Surprising numbers of jurisdictions have lived at peace for centuries by following that rule. But I digress.
“I think all Ohioans want high standards, but they want those standards to be met by local school boards deciding what it is they can teach to get the students to meet those standards. And that’s exactly what we have in Ohio,” Kasich said.
“These standards or curriculum, it’s not written by Washington, it’s not written by Columbus, it’s written by local school boards.”
Local communities should never have given that authority up. But if they did, they had best take it back.
Years ago, I worked in education writing. Parents are required by law to send their children to schools between certain ages (compulsory education). That should not mean that they are required to present them for indoctrination in stuff no one believes or even takes seriously.
It’s all messy and—believe me—it requires a lot of tradeoffs. I’ve been in those meetings.

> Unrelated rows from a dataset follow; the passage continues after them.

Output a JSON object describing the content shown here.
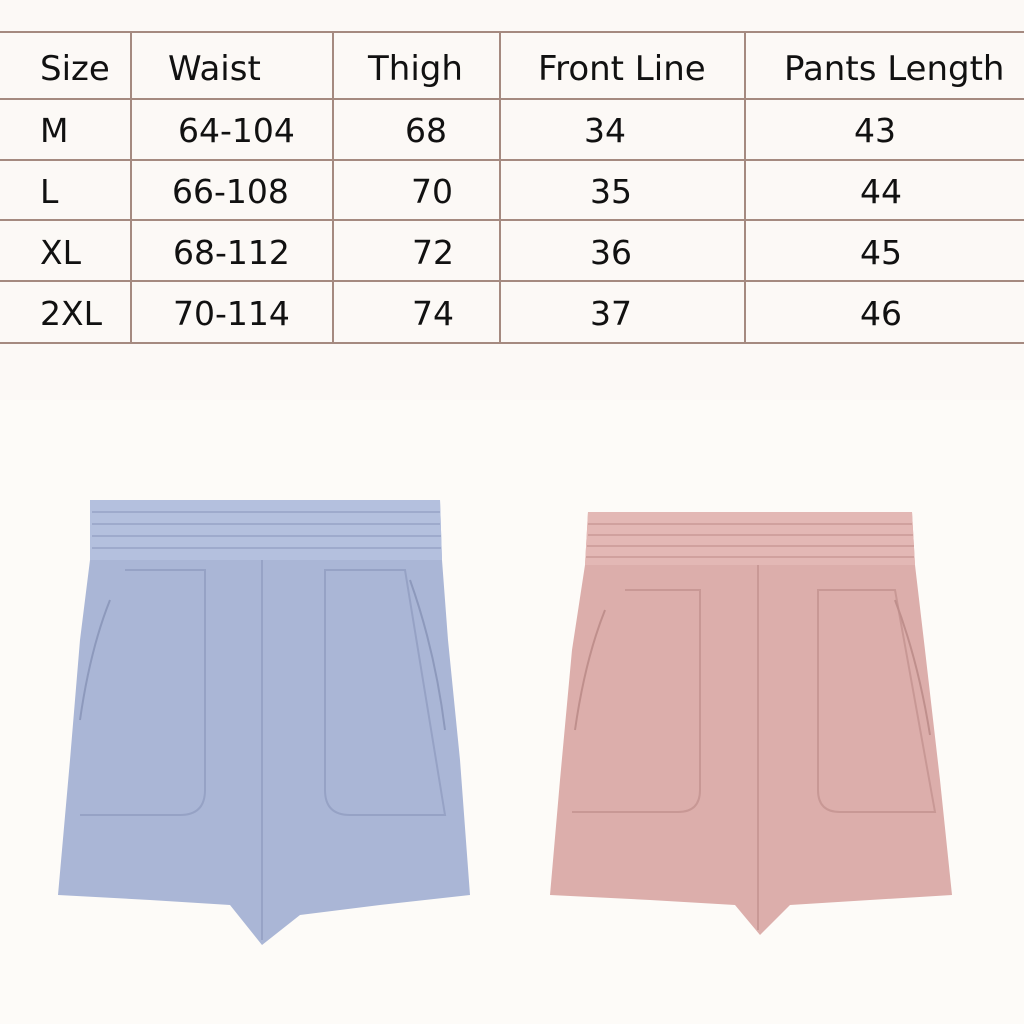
{
  "size_table": {
    "headers": [
      "Size",
      "Waist",
      "Thigh",
      "Front Line",
      "Pants Length"
    ],
    "rows": [
      [
        "M",
        "64-104",
        "68",
        "34",
        "43"
      ],
      [
        "L",
        "66-108",
        "70",
        "35",
        "44"
      ],
      [
        "XL",
        "68-112",
        "72",
        "36",
        "45"
      ],
      [
        "2XL",
        "70-114",
        "74",
        "37",
        "46"
      ]
    ]
  },
  "products": [
    {
      "color_name": "blue",
      "color": "#aab6d6"
    },
    {
      "color_name": "pink",
      "color": "#dcaeab"
    }
  ],
  "colors": {
    "table_lines": "#a58a80",
    "background": "#fdfbf8"
  }
}
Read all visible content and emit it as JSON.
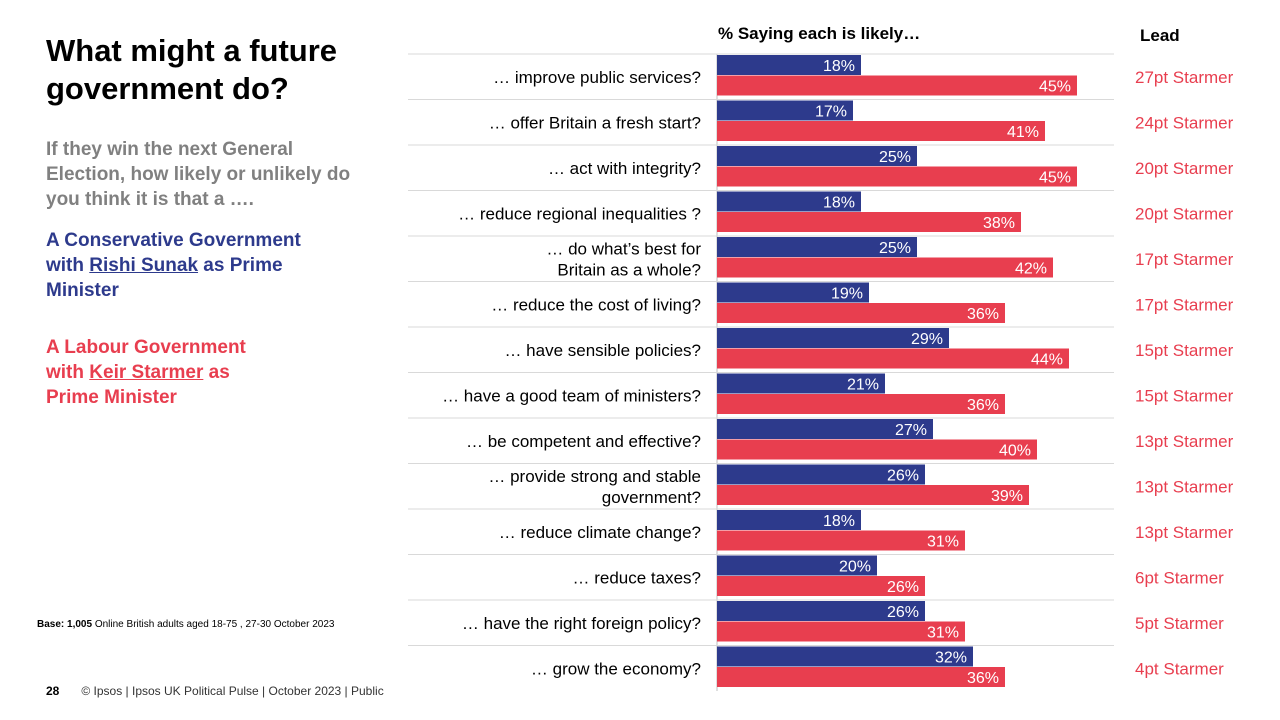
{
  "title": "What might a future government do?",
  "question": "If they win the next General Election, how likely or unlikely do you think it is that a ….",
  "legend": {
    "conservative": {
      "prefix": "A Conservative Government with ",
      "name": "Rishi Sunak",
      "suffix": " as Prime Minister",
      "color": "#2d3a8c"
    },
    "labour": {
      "prefix": "A Labour Government with ",
      "name": "Keir Starmer",
      "suffix": " as Prime Minister",
      "color": "#e83e4f"
    }
  },
  "base": {
    "label": "Base:",
    "count": "1,005",
    "text": " Online British adults aged 18-75 , 27-30 October 2023"
  },
  "footer": {
    "page_number": "28",
    "text": "© Ipsos | Ipsos UK Political Pulse | October 2023 | Public"
  },
  "chart_data": {
    "type": "bar",
    "orientation": "horizontal",
    "title": "% Saying each is likely…",
    "lead_header": "Lead",
    "categories": [
      [
        "… improve public services?"
      ],
      [
        "… offer Britain a fresh start?"
      ],
      [
        "… act with integrity?"
      ],
      [
        "… reduce regional inequalities ?"
      ],
      [
        "… do what’s best for",
        "Britain as a whole?"
      ],
      [
        "… reduce the cost of living?"
      ],
      [
        "… have sensible policies?"
      ],
      [
        "… have a good team of ministers?"
      ],
      [
        "… be competent and effective?"
      ],
      [
        "… provide strong and stable",
        "government?"
      ],
      [
        "… reduce climate change?"
      ],
      [
        "… reduce taxes?"
      ],
      [
        "… have the right foreign policy?"
      ],
      [
        "… grow the economy?"
      ]
    ],
    "series": [
      {
        "values": [
          18,
          17,
          25,
          18,
          25,
          19,
          29,
          21,
          27,
          26,
          18,
          20,
          26,
          32
        ],
        "color": "#2d3a8c"
      },
      {
        "values": [
          45,
          41,
          45,
          38,
          42,
          36,
          44,
          36,
          40,
          39,
          31,
          26,
          31,
          36
        ],
        "color": "#e83e4f"
      }
    ],
    "leads": [
      "27pt Starmer",
      "24pt Starmer",
      "20pt Starmer",
      "20pt Starmer",
      "17pt Starmer",
      "17pt Starmer",
      "15pt Starmer",
      "15pt Starmer",
      "13pt Starmer",
      "13pt Starmer",
      "13pt Starmer",
      "6pt Starmer",
      "5pt Starmer",
      "4pt Starmer"
    ],
    "lead_color": "#e83e4f",
    "value_suffix": "%",
    "grid": false
  }
}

But, except in cases of serious injustice such as racial segregation or the promotion of hate, curricula should be kept as local as possible. Higher levels of authority should test in broad skills and competence (and address serious shortfalls).
There is a principle I could point to and will expand on later, (subsidiarity), that covers this.
Just one anecdote by way of illustration: Urban schoolchildren, here where I live, are often recruited for sympathy and activism on behalf of conservation of wolves. An important concern to be sure. But I won’t soon forget a rural schoolteacher explaining that she really couldn’t present the problem the same way as the curriculum materials did. Local wolves preyed on farm calves and did not bother to kill their victims first. Local students, of course, knew this. The “noble wolf” theme just did not work as well out there.
That doesn’t mean wolves shouldn’t be conserved. But heck, when talking to rural students, the teacher needs some flexibility to cut out the cutesy urban sentimentality about wolves, and focus on their ecological role. Flexibility – within broad guidelines of course. And the same with a lot of other issues.